Мы вышли из квартиры, аккуратно прикрыв за собой дверь, спустились по лестнице и выскользнули из подъезда в сонный переулок.
– Подождите меня, – сказал я, сворачивая к трамвайной остановке.
– Подождите меня. Я скоро…
Душу нельзя продать. Ее можно только потерять и
никогда больше не найти.
Р. Брэдбери
Каббалистическое мировоззрение считает все душевные
кризисы проявлением непрекращающегося противоборства между
желанием тела получать и стремлением души отдавать.
Введение в Каббалу
Бесконечно больное, рыхлое солнце зависло над притихшей равниной, все медля скатиться за горизонт; и алый фильтр наползал на линзу закатного прожектора, багряными отсветами заливая зубцы крепостных стен, заново окованные створки ворот, кольчуги и шишаки дружины, упрямо склоненные пики ополчения, и дальше, дальше, через неширокую полосу ничейной еще земли – бунчуки, подстриженные гривы, мохнатые шапки и изогнутые клинки, и длинная вереница повозок, растянувшаяся узким полумесяцем…
Дети Занавеса стояли перед Людьми Помоста, и каждый твердо знал, что нет на этой земле места еретикам и инакомыслящим, и что сегодня каждому воздастся по вере его. И тесно было Городу и Степи на сегодняшней равнине.

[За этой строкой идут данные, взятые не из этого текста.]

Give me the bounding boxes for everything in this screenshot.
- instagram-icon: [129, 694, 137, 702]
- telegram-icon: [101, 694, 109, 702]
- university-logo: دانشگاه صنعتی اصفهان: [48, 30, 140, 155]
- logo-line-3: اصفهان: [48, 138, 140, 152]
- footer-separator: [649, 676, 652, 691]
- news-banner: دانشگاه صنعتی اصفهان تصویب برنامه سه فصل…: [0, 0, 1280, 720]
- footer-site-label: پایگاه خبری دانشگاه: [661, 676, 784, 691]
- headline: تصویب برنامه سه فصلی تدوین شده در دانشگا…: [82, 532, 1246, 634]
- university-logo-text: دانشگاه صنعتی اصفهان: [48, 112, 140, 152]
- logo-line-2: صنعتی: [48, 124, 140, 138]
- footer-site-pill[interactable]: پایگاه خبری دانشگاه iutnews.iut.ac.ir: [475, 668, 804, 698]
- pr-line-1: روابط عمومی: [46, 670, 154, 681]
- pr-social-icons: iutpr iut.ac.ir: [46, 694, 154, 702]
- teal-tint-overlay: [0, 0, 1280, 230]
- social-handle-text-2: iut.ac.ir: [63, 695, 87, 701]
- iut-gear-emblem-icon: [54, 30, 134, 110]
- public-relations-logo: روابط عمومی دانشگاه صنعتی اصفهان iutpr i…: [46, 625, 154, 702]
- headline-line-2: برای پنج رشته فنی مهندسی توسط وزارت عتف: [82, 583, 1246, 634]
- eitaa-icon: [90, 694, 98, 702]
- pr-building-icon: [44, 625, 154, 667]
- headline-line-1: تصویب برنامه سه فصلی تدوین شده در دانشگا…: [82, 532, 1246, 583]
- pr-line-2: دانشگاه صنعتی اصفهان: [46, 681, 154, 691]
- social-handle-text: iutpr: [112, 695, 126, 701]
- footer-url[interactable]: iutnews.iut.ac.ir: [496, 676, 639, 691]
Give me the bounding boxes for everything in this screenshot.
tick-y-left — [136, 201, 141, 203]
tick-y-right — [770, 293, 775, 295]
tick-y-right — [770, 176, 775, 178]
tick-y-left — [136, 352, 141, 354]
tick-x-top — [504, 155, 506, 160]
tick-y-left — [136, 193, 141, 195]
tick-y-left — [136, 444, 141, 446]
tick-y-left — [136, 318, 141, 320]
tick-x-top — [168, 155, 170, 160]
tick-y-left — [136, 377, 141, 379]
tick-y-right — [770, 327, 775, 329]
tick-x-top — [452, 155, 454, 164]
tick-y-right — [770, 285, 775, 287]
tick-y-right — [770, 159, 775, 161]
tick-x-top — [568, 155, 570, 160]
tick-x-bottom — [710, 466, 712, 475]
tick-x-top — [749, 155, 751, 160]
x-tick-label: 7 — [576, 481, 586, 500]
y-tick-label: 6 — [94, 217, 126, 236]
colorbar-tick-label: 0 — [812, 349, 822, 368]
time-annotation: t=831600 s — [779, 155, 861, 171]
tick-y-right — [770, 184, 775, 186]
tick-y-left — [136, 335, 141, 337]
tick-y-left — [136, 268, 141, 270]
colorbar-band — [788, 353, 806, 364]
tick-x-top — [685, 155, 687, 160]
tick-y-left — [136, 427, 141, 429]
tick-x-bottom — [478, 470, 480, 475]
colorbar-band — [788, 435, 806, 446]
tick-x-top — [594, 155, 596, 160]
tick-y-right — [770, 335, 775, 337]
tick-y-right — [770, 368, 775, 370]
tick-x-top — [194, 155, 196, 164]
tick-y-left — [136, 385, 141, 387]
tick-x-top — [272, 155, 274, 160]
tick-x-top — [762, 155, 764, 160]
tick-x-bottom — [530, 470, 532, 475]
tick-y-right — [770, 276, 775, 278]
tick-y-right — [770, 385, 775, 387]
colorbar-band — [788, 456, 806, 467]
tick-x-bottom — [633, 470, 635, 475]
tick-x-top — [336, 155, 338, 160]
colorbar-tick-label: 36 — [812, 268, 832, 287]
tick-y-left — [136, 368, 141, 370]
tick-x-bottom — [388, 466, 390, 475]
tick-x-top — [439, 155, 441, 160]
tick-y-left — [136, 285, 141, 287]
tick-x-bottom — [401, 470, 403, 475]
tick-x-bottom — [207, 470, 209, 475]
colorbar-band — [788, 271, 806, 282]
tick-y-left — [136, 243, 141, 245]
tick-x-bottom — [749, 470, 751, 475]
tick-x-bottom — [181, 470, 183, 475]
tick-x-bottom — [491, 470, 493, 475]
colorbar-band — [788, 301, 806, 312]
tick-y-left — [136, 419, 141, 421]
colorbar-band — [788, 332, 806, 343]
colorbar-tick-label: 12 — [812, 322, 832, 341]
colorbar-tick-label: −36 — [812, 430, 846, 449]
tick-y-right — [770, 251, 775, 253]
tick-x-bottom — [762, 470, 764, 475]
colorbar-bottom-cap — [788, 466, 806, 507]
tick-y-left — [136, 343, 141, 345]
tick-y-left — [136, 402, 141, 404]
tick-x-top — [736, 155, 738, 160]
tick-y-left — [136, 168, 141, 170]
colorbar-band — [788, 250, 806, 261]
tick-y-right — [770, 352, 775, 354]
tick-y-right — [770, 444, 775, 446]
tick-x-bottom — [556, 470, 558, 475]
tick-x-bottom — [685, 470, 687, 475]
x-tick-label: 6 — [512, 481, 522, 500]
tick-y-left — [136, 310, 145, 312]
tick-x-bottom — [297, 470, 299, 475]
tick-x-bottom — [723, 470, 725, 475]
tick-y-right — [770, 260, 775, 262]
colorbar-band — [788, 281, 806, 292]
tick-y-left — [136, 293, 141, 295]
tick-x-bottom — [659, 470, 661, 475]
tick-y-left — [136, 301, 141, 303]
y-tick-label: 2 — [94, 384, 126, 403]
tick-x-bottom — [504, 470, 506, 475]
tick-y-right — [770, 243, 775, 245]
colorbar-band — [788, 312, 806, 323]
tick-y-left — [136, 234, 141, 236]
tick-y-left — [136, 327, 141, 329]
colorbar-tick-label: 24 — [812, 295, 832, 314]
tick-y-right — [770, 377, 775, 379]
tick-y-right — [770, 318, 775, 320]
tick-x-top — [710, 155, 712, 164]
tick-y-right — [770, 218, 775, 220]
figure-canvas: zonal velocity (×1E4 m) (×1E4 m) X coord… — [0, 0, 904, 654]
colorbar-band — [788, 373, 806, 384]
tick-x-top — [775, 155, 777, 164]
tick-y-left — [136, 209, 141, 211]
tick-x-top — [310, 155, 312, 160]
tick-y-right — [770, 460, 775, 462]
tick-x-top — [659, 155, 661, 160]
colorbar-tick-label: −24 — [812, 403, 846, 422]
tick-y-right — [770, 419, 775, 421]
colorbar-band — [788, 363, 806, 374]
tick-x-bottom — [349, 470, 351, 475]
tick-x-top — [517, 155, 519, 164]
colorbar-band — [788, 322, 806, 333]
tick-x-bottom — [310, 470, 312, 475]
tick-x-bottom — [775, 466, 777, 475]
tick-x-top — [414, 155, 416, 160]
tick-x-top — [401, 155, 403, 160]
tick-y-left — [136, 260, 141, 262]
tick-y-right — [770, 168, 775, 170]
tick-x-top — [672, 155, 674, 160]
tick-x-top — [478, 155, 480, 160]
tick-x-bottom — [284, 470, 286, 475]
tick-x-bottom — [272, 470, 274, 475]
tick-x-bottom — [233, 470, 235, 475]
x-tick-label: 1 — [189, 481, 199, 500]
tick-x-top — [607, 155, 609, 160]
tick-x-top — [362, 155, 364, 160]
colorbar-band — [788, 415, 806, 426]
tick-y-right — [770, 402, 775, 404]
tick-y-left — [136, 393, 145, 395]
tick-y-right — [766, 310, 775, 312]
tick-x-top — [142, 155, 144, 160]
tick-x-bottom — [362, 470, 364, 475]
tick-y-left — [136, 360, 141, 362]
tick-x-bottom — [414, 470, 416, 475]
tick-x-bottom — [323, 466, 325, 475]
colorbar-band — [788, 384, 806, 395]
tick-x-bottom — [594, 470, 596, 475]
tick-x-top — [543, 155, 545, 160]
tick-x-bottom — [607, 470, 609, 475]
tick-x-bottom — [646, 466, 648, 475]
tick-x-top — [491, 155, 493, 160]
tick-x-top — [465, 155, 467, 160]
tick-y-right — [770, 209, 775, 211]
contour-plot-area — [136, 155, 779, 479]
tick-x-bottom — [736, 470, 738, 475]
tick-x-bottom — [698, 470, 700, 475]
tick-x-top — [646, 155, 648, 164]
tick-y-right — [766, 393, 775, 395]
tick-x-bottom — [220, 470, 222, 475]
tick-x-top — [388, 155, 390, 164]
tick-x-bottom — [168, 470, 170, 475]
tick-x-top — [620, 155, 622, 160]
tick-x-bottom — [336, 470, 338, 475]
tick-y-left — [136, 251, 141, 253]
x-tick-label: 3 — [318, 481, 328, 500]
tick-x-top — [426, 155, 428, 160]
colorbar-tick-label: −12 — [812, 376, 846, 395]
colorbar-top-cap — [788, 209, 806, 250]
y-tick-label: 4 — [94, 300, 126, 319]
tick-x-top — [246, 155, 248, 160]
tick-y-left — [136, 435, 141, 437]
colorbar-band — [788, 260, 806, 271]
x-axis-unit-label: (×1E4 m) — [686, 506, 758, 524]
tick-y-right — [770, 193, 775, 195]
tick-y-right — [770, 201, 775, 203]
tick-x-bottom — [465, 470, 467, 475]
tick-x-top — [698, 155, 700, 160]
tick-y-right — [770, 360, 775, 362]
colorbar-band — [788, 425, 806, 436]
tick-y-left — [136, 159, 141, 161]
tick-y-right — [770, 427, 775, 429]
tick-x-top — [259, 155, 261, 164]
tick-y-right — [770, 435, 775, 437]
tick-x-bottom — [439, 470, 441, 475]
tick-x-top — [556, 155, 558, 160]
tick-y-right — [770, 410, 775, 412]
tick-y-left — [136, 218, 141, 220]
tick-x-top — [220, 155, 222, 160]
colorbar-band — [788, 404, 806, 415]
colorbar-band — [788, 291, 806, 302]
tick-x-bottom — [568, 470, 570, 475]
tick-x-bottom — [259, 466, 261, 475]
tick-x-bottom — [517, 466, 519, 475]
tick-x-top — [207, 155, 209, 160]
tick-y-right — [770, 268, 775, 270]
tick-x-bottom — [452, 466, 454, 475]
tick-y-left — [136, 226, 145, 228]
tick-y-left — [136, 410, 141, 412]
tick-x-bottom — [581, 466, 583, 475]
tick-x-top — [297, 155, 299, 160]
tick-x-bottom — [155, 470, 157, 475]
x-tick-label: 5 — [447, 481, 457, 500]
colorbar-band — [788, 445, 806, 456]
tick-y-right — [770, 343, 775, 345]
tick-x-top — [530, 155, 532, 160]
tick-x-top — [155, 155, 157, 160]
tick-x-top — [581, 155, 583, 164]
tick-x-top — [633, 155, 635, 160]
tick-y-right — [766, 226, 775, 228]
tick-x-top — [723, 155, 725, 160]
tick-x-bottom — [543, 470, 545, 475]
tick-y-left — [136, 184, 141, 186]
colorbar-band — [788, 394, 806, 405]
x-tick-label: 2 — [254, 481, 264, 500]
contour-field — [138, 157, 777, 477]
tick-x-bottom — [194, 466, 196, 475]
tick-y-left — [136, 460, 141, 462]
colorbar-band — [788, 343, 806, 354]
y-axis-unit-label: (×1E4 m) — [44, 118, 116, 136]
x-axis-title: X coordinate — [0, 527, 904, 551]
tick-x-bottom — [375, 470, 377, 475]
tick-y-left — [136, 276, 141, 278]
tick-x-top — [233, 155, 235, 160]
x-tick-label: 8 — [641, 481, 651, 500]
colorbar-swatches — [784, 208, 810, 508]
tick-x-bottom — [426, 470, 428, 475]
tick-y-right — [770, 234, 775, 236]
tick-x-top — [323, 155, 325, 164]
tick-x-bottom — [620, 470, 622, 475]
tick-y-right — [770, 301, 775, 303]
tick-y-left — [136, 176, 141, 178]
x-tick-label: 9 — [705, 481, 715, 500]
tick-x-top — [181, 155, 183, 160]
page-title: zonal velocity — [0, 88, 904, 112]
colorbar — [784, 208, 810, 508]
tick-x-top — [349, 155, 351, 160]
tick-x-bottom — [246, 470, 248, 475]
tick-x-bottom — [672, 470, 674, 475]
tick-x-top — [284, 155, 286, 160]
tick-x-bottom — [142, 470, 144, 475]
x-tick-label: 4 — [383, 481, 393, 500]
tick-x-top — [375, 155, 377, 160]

Семицветный бунчук бился на ветру, и тень его хвостов хлестала по суровому лицу Эйрира Кангаа, Отца пуран, Владельца белой кошмы. Голова его была непокрыта, и ветер, трепавший символ Друга людей Безмо, не осмеливался тронуть вьющиеся черные волосы вождя – некогда черные, а теперь обильно усыпанные пеплом седины, золой сгоревших лет. И лишь на самом дне сузившихся глаз его иногда еще мелькала прежняя улыбка веселого табунщика Кан-ипы, но лишь на самом дне и очень, очень редко. Смерть Хозяина белой кобылы – один палец. Всеобщий хурал – второй палец. Уход за Занавес друга Безмо и избиение шаманов – третий и четвертый пальцы. Объединение племен – пятый палец. Целая ладонь власти. И вторая ладонь. И третья.